Before the Honch could open his mouth again, the butler walked in with a tray of sweet biscuits and drinks.

‘Shall I draw tea?’ he said.  He glanced reproachfully at the visitors.  ‘I have begun preparations for dinner.’

‘Good grief, my man,’ the Captain said.  ‘Is it getting that late?’  He waited until the butler had left the room again.  ‘Normally I would invite you to have dinner, but the kitchen won’t be ready until Monday.  Wulmer is a good chap but cooking isn’t his strong suit.’
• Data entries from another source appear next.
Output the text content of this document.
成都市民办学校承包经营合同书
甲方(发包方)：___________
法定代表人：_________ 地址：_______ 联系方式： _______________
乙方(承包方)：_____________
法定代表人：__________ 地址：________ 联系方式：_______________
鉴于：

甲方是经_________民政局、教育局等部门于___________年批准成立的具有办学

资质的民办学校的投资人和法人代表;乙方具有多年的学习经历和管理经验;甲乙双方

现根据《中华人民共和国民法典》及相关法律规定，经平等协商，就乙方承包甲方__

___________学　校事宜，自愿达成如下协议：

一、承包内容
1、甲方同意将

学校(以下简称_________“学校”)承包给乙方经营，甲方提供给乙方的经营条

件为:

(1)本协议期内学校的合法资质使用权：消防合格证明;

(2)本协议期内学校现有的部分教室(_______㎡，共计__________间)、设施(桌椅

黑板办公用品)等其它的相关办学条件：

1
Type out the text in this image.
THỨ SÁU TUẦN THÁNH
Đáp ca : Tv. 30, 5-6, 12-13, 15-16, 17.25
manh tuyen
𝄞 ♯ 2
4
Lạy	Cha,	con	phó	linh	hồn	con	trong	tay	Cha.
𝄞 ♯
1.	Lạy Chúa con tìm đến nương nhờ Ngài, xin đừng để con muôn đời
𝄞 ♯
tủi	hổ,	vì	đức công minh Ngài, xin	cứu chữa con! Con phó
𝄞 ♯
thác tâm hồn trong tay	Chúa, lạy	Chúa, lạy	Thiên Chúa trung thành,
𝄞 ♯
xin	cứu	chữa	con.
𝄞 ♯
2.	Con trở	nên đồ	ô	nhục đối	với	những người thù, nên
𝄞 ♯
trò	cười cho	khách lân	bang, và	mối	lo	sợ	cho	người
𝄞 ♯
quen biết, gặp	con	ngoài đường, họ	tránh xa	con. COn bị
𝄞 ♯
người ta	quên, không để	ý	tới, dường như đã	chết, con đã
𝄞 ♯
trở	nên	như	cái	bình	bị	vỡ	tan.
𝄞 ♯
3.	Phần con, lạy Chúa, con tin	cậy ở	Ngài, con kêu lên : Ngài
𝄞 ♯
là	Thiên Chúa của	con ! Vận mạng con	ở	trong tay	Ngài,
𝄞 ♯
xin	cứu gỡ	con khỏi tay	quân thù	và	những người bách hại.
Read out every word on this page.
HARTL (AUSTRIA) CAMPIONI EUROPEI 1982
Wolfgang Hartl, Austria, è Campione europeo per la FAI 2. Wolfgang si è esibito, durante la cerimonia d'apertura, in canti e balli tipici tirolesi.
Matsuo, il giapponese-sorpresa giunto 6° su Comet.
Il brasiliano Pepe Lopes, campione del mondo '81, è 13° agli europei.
‘We won’t take up any more of your time then, Captain.’  Ferran rose from his chair and extended a hand.  ‘I hope that you will choose to support us before the Overarchy convenes again.’

The Captain shook Ferran’s hand amiably.  ‘You'll have my answer before sundown tomorrow.’

Even though they hadn’t eaten yet, Talon felt just about ready to climb into bed for the night.  Horseback riding took a lot more out of you than sitting in the front of a coach.  They made their way down the hill, and saw that the owner of the hotel had been kind enough to leave a lamp on.  The street was still very busy with store owners packing up and groups of young, rich people heading from evening parties to nighttime after-parties.  When they rounded the corner though, everything seemed to fade away.

There was a large shadow under the lamp.  Ogard sat on a bench outside the hotel, head resting on his balalyre.  There was a dark streak on the fat end.

‘Oh no,’ Leyh said.  She ran to him and held his face, waving to the others to come over.

‘The coach was attacked,’ she said.  Ogard stood up and raised the instrument for them to see.  ‘I thought there was a chance, but I didn’t know for sure that anyone was following us.’

Talon looked to Ferran for help.  ‘Are there puppetheads trying to stop us from telling the Lords and Ladies?’

The battered but unbroken musical instrument in his right hand, Ogard raised a torn piece of clothing in his left.

‘Not ordinary attackers,’ Leyh said.  ‘Looks like someone hired Dirty Fighters to catch us.  Luckily, they underestimated Oge here.’

‘Let’s get inside,’ Ferran said.

‘Right,’ Leyh agreed.  ‘We might have to change hotels to give ourselves a chance if they’ve tracked us down.’

Second floor.  Gelba's study.  Right now, the Captain was giving Wulmer a lesson in what "al dente" meant for pasta, so she had at least fifteen minutes.  Irena tiptoed along the dark hallway despite Nairé's chastising.  The girl respected the southerner, and even loved her as a friend, but Nairé was not in control as much as she should have been.  The woman was concerned that any disruption in the house before Irena's parents returned would change their opinion of her.  It also helped that she was as curious as the girl about the Captain's real motives, though she did not let her ward know that.

Strangely, the door was open.  Perhaps, as it really was the most out of the way room, Gelba had no need to appear secretive.  No one had set foot in the house since Friday without his permission, so no one unwanted would have read whatever secrets his papers held.

Irena was unsure about what she'd expected to see, maybe a letter to her uncle about her lineage or even a birth certificate.  Instead there was a map, a photograph and a sketch with hastily scrawled notes.

'The Ceeyn Cache,' she read aloud, 'often called the Quandu treasure.  Can be opened two ways, by a Union or the code lock.'

The photograph was of a gigantic tree in the forest.  Directly in front of it was a stone inlaid with metal.  The sketch depicted the stone as a set of dashes and shapes.

'Code makes no sense!' was one of the scrawls.  'Irena shows no signs.  Writing is nonsense.  Focus on other caches for the time being.'

The girl felt a prickle on the back of her neck but there was no one in the room.  She took the map and folded it up.